Thursday, October 4, 2012

The DDT-ban holocaust

University of Alabama's Law School chairman Andrew Morriss discusses his new book Silent Spring: The False Crises of Rachel Carson.

Dr. Morriss:

"It’s not polite to talk about brown and black people dying because rich white people in America feel better about themselves when the brown and black people don’t get to use DDT,"

Along with China's One Child Policy and other population control regimens imposed on poor people in India, Peru and elsewhere, the DDT ban and the resulting tens of millions of malaria deaths are the foremost crimes against humanity of the late 20th century. The numbers of dead from environmentalist atrocities-- forced population control and the DDT ban-- are at least 210 million. 160 million girls have been killed by selective abortion and female infanticide (almost all associated with population control schemes) and 50 million poor people have died unnecessarily from malaria because of the DDT ban.

Now the same environmentalists want you to think that the earth has a fever, and you need to cede control of the world economy and politics to them.


  1. Michael,

    (Sigh)... No. I have just purchased the book, and I haven't had time to read more than 2 chapters. It's a multiauthor book, and the chapters I've read so far, I'd actually agree with.

    The interview appears to be pandering to the anti environmentalist agenda, deliberately, not reflected in the chapters I have read so far.

    Rachel Carson in 'Silent Spring' was almost entirely concerned with the widespread spraying of DDT in agriculture, and its use in vector control in disease prevention received little passing mention, which the authors feel deserve criticism.

    Its banning in America was due to the 'Baptists and Bootleggers' effect.

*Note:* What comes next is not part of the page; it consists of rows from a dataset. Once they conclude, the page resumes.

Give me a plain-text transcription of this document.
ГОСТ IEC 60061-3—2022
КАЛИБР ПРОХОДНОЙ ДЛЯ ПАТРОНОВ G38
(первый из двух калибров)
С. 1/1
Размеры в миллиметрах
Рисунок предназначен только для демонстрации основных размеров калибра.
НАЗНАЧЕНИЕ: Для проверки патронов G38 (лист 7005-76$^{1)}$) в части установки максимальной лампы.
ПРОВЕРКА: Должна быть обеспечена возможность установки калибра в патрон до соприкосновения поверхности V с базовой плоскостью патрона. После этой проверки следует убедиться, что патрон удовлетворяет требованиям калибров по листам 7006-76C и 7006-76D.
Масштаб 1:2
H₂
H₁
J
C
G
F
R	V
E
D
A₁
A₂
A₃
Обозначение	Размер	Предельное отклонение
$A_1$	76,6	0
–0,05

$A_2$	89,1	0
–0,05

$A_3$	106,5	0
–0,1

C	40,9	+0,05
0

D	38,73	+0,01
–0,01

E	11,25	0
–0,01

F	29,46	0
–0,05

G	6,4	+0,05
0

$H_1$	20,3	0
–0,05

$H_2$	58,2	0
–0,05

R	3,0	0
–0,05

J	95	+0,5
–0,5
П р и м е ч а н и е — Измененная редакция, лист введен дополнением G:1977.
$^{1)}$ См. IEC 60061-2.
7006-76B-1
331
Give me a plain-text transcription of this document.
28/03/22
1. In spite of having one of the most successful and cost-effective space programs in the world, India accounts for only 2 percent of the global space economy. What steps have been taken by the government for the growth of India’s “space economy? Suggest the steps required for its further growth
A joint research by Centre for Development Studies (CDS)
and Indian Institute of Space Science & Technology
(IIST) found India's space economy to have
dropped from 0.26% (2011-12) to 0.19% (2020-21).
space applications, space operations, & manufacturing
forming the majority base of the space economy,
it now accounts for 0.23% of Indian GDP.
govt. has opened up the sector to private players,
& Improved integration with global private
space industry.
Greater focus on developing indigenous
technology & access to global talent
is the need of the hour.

Environmentalists wanted DDT banned for its environmental effects, and the chemical companies didn't mind, because DDT wasn't a source of much profit and was a competitor to their new proprietary insecticides.

    DDT undoubtedly was, still is, a useful insecticide for vector control when properly used. It'll take me a week or so to read the book, so when you post your thread on Rachel Carson as you've promised, I'll respond.

    And the Earth is warming. Bjorn Lomborg in the article you recently linked to clearly states he he accepts that it's happening, that humans are the cause and we need to take action.

    What action, is the problem. Richard Muller in 'Energy for Future Presidents' notes that the developed countries can't adopt energy policies that the developing world can't afford. With economic development of developing countries, most of new greenhouse gases in the future will be coming from poor countries trying to become richer.

    Poor countries generally don't have large reserves of coal, oil or natural gas under their soil. To become rich, they need energy, which they have to buy on the world market. To be able to buy energy on the world market, they need to become rich.

    And rich developed countries are addicted to energy, so whenever there's a shortfall of supply over demand, they're able to bid up the price of energy to get their supply (unwillingly) so that poor countries can't afford it, putting strain on other parts of their economies.

  2. A few points:

    (1) Statistically, saying that "the Earth is warming" is like saying the skin color of New York City citizens is taupe. Once you've done that, you've lost all the meaningful information.

    (2) The planet is a dynamic system, constantly changing. And yes, humans have played a role in the planetary temperature dynamic (the magnitude of that role is a matter of spirited debate), as have algae and peat moss. Labeling it "bad" is arbitrary. Was the Ice Age "bad"? Was the Permian-Triassic Extinction Event "bad"?

    (3) Energy consumption is simply a code phrase for civilization. Yes, energy can be wasted, but when everybody is trudging behind a hand plow, leisure and the arts, as well as law enforcement, advanced medical care, and travel will have become extinct.

    (4) So-called "sustainable" energy sources have one major problem: they are diffuse. It is a tragedy that America's most beautiful open spaces are being blighted by forests of Chinese-made, bird- and bat-killing windmills and by vast fields of mirrors shading the ground and destroying the photo-dependent life underneath them. Twenty years ago, if the building of a convenience store had been proposed for some of these places (i.e., the Mojave), watermelon enviros would have been rending their garments to preserve the view. Ted Kennedy's opposition to windmills off the coast of MA is instructive in this regard: "But I sail there!"

    (5) Having traveled over the world, it makes me nauseous to see rich Westerners prancing around developing countries, clad in ridiculously expensive "activewear", armed with high-tech water purification bottles and malaria medications, railing against the economic development of the Picturesque Poor in "native costumes" with swollen bellies and running eyes who live in grinding poverty and die early deaths. This ain't cosplay, a**holes.

    To all the self-righteous enviros who buy Fair Trade clothesline and eschew more than one square of toilet paper, I have but one thing to say: "F*** you and the Volt you rode in on". Oh yeah, I almost forgot: "Keep your stinkin' a** away from me."

    1. George:

      great points all.

      I love "watermelons"-- green on the outside, red on the inside.

      After 1991, I wondered where all the commie-worshipers went. No need to wonder now.

    2. George,

      And your point? Or better still, your solution? Poor countries need energy to become richer. Where are they going to obtain it?